The house adobe walls are a solid 18″ thick and intact. Rooms 2-4 have the original floors and room 2-5 original wood tongue & groove 9foot ceilings. Room 6 has an adobe addition and a 2nd bath was added but removed along with the floor for renovation. Room 7 was a porch extended out to make a sun room. Room 8 was restored to form a bath and laundry room. Room 9 is the only stud wall addition and was used as a kitchen pantry. The original wood shingle roof was replaced with metal in 2007. New natural gas and town water and sewer lines were connected in 2008. New underground electrical service was added in 2018 and the electrical service within the house upgraded.
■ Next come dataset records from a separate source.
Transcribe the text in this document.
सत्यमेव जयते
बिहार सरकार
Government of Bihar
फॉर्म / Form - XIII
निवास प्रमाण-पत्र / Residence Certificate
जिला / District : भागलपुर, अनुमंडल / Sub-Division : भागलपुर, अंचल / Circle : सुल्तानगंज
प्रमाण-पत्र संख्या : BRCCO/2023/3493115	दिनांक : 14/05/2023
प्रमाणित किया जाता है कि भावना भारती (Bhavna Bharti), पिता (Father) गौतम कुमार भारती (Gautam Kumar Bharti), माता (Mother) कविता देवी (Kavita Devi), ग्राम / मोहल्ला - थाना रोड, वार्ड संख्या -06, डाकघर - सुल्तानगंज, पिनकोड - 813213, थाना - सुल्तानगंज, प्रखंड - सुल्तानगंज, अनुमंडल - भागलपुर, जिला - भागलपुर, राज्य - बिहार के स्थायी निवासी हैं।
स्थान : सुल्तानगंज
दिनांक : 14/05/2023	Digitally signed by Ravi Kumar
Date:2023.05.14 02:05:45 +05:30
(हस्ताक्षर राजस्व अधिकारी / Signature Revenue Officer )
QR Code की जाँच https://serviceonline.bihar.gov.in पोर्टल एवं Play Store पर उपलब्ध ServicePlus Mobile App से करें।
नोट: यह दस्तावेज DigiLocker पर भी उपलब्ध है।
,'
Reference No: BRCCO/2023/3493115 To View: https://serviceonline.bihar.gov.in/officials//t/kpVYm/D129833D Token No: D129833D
The existing water well was re-drilled to a depth of 120 ft in 2020. This increased water production from 2 to 30 gallons/minute. A 3 bedroom capacity septic system was added in 2021 to alleviate the elevation challenges of the existing lines and provide more options for additional waste lines. If solar panels were added, the house could operate totally off of the grid.
The lot is landscaped with mature native vegetation …3 very large pinyon pines at the entrance, an alligator juniper in front of the shop, a one seeded cedar, a cenizo bush, an acanthus and a desert willow all next to the carport. NE of the front of the house is a young velvet ash tree. In back by the well, a hackberry and pecan tree and native yucca and prickly pear decorate the water tank and well along with native grasses and a variety of desert native annual flowers in the summer.
The house is located in the town of Fort Davis near the end of a private, no exit street. The house is within walking distance (1-2 blocks) of the post office, grocery store, the elementary school, main street businesses and Fort Davis National Historic Site. The Fort maintains hiking trails that connect to trails in the Davis Mountain State Park so you can walk out the front door and hike for hours in the Davis Mountains. Other nearby natural sites are the McDonald Observatory, the Nature Conservancy’s Davis Mountain Preserve, and the Chihuahuan Desert Research Center. The unincorporated town of Fort Davis is in Jeff Davis County at an elevation of 5000 feet at the foot of the Davis Mountains. Along with the beautiful open desert and mountain terrain, there are clear skies, clean air and a peaceful, quiet, atmosphere which invites you to enjoy the beauty of the nature surrounding you.